Scientific Journal Articles—In addition to NEPA documents, PSC was contracted to edit and format several supporting documents for the risk-for-contact and disease models, including the following scientific journal articles:
- O’Brien, J.M., C. O’Brien, C. McCarthy, and T.E. Carpenter. 2014. Incorporating foray behavior into models estimating contact risk between bighorn sheep and areas occupied by domestic sheep. Wildlife Society Bulletin: 38(2) 321–331.
- · Carpenter, T.E., V.L. Coggins, C. McCarthy, C.S. O’Brien, J. M. O’Brien, and T.J. Schommer. A spatial risk assessment of bighorn sheep extirpation by grazing domestic sheep on public lands. Preventative Veterinary Medicine: 114(1) 3–10.

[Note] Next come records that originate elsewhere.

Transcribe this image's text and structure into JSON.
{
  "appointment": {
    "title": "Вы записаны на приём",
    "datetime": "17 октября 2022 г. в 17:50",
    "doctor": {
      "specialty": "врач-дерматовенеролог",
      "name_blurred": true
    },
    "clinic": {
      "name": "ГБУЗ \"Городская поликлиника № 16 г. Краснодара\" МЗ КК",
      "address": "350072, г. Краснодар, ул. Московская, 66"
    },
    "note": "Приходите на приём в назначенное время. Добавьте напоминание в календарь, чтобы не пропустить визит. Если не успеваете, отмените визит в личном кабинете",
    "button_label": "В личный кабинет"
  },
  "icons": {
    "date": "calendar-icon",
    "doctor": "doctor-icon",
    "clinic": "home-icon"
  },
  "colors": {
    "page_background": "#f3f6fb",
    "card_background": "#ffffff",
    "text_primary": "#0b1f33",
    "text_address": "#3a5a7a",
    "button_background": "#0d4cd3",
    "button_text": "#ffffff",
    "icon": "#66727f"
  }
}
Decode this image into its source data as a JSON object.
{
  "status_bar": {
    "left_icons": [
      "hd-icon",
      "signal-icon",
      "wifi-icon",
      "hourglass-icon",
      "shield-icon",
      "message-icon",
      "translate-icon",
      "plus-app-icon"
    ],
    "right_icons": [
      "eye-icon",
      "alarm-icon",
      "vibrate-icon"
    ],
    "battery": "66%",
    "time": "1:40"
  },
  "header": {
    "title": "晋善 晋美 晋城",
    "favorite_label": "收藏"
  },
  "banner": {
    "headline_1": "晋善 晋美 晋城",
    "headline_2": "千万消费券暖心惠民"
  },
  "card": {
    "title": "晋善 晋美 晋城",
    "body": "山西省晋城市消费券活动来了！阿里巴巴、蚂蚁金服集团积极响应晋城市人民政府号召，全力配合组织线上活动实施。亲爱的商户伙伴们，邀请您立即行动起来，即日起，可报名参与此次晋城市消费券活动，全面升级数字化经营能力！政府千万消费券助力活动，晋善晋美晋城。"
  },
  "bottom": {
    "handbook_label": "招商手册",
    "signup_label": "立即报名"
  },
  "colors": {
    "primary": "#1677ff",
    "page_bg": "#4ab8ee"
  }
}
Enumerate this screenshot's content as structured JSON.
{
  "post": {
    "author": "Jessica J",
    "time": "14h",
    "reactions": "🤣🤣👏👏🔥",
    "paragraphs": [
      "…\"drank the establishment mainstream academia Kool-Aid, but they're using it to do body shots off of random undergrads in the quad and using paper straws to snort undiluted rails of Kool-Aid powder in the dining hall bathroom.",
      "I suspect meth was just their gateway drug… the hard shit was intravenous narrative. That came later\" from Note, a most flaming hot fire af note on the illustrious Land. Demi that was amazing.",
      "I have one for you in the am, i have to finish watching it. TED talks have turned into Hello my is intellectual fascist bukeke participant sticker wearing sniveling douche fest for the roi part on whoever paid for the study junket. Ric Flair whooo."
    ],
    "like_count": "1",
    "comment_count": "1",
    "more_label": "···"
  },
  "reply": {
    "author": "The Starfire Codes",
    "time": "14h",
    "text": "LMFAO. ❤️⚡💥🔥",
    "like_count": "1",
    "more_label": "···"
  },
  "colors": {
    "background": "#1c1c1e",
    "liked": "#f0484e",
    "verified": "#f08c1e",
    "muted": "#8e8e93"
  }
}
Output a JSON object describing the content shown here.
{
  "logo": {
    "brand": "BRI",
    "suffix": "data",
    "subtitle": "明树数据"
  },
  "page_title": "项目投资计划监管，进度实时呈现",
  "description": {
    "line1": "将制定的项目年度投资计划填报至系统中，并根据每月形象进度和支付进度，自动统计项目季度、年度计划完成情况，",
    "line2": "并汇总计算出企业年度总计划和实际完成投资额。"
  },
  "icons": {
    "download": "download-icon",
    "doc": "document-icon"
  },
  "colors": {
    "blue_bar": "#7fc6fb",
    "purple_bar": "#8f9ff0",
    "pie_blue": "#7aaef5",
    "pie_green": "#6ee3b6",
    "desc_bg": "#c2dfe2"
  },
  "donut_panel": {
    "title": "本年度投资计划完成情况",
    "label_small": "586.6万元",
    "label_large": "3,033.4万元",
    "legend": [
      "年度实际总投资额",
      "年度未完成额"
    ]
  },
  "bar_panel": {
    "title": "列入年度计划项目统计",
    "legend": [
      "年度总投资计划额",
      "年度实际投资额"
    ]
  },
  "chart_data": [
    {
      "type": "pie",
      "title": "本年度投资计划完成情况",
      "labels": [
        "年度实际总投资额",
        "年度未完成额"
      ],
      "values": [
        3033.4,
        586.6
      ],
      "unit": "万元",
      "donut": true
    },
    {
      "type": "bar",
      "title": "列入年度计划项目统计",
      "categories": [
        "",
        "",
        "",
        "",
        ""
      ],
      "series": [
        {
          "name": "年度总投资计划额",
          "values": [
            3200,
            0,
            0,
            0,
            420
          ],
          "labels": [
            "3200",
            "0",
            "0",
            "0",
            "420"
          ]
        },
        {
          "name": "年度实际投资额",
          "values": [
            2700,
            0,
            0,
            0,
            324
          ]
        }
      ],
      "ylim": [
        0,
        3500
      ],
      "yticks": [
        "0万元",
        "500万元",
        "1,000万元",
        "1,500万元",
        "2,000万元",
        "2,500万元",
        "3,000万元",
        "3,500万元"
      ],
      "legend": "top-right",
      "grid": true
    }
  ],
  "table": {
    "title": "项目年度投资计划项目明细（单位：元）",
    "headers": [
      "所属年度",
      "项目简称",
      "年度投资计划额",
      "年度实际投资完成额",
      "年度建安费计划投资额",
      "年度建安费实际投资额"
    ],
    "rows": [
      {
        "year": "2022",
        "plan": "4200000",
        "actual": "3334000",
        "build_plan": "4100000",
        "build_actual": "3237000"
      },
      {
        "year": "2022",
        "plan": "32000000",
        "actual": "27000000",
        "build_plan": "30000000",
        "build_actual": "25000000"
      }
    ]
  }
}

Legal declarations—In 2013, the Idaho Wool Growers Association filed a motion to overturn the 2010 Record of Decision for this project. PSC was contracted by the USFS to edit the declarations in support of the federal defendants’ cross-motion for summary judgement. In March 2014, the U.S. 9th Circuit Jude Wallace Tashima denied the motion by the Idaho Wool Growers Association. The Forest Plan amendment that was implemented in August 2010 is still being implemented at this time.